A scientist who authored the report on temperature data for the Sargasso Sea, which is used by Exxon to refute the claim that global warming worldwide was happening, has said "I think the sad thing is ExxonMobil is exploiting the data for political purposes."

Lee Raymond, Esso's CEO, has made his case elsewhere by citing a petition signed by "17,000 scientists" dismissing global warming. The petition had already been discredited, after it was found not to have been organised by climate scientists and to have misled recipients into thinking it came from America's respected National Academy of Sciences, which it did not.
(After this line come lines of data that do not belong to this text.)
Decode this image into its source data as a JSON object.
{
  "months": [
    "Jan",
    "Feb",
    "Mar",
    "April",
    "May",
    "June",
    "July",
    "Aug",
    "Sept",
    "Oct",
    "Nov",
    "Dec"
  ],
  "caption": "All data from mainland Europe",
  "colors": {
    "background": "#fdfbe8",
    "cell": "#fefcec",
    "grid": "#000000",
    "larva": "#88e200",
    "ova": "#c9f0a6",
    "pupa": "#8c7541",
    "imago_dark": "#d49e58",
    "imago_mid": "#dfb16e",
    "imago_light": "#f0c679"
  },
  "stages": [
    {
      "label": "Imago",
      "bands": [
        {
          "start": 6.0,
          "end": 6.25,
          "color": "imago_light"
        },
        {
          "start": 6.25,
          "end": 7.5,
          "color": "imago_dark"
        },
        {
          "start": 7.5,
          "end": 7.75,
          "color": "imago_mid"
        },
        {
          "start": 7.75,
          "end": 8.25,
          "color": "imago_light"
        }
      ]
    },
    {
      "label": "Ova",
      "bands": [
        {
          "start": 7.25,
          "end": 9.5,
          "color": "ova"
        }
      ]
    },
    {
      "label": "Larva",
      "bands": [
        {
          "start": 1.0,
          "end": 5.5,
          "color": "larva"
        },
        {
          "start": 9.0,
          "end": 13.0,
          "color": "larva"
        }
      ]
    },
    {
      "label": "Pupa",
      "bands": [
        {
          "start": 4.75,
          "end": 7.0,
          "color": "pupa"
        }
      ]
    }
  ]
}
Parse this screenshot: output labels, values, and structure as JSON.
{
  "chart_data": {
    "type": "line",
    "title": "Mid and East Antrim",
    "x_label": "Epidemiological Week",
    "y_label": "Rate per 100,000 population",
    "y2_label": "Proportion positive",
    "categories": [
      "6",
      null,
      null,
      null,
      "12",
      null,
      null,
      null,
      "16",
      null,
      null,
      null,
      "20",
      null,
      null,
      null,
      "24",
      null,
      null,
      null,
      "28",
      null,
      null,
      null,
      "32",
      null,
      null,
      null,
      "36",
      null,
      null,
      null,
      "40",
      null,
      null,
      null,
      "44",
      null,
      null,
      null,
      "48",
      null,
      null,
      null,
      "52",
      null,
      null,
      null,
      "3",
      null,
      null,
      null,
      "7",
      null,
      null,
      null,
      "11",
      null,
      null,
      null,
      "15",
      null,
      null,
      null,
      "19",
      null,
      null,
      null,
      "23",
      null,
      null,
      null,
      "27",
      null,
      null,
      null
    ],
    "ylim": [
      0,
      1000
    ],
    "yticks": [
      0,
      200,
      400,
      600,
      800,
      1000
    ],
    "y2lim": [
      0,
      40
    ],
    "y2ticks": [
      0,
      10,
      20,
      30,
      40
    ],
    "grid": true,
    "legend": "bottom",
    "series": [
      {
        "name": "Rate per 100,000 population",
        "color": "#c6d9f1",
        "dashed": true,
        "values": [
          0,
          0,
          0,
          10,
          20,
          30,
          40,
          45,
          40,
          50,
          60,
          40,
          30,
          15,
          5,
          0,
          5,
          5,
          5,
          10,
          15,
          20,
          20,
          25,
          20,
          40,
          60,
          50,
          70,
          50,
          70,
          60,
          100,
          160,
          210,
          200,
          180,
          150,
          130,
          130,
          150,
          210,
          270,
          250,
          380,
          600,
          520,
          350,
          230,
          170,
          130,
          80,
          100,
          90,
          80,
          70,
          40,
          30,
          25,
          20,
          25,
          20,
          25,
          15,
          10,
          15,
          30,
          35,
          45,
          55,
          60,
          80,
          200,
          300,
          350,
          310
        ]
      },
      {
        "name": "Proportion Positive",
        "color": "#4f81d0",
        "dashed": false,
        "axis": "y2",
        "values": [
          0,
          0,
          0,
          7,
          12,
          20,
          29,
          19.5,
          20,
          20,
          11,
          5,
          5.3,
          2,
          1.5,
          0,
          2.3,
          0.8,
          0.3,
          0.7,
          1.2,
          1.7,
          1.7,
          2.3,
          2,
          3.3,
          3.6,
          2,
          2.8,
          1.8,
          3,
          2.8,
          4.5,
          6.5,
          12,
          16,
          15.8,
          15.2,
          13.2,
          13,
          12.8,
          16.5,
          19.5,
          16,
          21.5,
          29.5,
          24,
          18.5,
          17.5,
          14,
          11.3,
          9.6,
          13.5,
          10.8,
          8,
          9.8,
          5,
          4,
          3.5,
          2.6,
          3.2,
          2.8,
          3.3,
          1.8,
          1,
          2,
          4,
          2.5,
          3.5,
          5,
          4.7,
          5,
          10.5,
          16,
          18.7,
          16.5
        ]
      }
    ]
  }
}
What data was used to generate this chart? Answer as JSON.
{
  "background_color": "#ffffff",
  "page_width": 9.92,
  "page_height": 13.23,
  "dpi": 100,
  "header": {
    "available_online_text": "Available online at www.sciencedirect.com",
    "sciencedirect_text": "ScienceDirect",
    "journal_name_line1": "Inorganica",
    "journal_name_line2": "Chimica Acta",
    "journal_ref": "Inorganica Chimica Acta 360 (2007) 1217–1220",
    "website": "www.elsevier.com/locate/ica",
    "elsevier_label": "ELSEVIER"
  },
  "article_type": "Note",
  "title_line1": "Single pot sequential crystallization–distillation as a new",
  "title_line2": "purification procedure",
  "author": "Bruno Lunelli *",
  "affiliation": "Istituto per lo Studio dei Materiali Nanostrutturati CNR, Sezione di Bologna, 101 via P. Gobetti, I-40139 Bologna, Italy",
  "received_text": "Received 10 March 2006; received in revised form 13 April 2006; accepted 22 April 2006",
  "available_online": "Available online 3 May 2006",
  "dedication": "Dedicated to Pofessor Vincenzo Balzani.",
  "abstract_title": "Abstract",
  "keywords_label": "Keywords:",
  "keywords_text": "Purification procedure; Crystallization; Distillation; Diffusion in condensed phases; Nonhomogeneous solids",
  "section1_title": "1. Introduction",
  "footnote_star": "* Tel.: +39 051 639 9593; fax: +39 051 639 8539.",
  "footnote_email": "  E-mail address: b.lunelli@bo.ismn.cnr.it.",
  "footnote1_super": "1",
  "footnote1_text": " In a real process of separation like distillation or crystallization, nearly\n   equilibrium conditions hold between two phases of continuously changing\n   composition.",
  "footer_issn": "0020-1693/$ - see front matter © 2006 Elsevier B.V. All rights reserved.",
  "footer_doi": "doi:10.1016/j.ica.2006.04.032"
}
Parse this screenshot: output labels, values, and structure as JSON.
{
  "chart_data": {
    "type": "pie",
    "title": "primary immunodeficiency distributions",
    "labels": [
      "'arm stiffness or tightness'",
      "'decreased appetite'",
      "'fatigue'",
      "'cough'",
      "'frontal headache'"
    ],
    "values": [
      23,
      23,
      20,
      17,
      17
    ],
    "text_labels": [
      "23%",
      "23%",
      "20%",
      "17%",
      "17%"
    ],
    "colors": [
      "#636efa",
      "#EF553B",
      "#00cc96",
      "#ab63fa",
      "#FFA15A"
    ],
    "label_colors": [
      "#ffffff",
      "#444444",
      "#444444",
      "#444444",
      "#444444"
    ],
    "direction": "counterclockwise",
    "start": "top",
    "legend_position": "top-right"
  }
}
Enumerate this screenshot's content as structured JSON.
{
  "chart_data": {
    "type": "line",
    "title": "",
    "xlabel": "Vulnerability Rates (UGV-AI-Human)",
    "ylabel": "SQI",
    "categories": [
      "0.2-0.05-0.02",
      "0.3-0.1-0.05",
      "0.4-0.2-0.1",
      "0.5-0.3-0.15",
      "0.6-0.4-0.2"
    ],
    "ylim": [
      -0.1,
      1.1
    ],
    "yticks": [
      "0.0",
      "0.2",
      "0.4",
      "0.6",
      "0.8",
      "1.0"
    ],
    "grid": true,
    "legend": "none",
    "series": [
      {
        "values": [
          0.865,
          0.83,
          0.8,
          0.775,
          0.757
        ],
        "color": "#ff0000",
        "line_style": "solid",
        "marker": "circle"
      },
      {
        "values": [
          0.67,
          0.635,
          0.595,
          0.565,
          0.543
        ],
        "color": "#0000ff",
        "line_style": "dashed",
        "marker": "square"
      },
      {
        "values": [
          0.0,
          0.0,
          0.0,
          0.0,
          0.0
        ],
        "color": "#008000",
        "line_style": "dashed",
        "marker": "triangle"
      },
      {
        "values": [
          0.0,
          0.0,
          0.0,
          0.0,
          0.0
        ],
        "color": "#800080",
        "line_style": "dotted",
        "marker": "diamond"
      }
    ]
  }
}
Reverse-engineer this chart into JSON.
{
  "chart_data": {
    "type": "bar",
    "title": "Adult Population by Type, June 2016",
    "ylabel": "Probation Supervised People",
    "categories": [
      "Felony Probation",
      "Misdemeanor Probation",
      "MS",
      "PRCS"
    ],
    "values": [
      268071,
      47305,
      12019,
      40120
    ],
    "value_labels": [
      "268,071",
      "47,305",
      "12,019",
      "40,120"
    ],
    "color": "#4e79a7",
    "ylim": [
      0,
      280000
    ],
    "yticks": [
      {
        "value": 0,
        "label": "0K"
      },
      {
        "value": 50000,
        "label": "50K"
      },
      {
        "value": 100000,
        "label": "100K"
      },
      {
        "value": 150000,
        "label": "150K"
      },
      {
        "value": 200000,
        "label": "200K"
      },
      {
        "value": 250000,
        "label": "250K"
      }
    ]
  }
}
Signatories included fictional TV characters.

Esso doesn't believe renewable energy has a future.
"With no readily available economic alternatives on the horizon, fossil fuels will continue to supply most of the world's energy needs for the foreseeable future."
Lee Raymond - ExxonMobil CEO, 1997

Four years on, Denmark gets 10% of its electricity from wind power, set to increase to 50% by 2030. Yet Esso continues to dismiss the potential of renewable energy, suggesting that "non-petroleum sources of energy" are merely "fashionable".

The company refuses to invest in any renewable energy projects, in contrast to BP and Shell, who will each have invested $500m over the next three years. Instead, Esso is aggressively expanding its oil and gas production, and lobbying for access to search for new oil in pristine areas such as the Arctic National Wildlife Refuge in Alaska.

Esso is the biggest company in the world – it can afford to take action.
Esso made $15billion in profits worldwide in 2001. In the same year it spent $7.9billion on oil and gas exploration and production – and not one dollar on renewable energy or green fuels.

Esso operates in 200 countries. It produces 4.5 million barrels of oil and gas each day. Esso is one of the UK's largest petrol retailers, with some 1,500 filling stations. Around 70% of the UK population live within two miles of an Esso petrol station. If any company can afford to do something about global warming Esso can.

"As a citizen, sometimes direct action is necessary to make a positive contribution to something you care about."
Esso UK website

Esso chooses to wreck the climate.
We can choose not to buy Esso's products.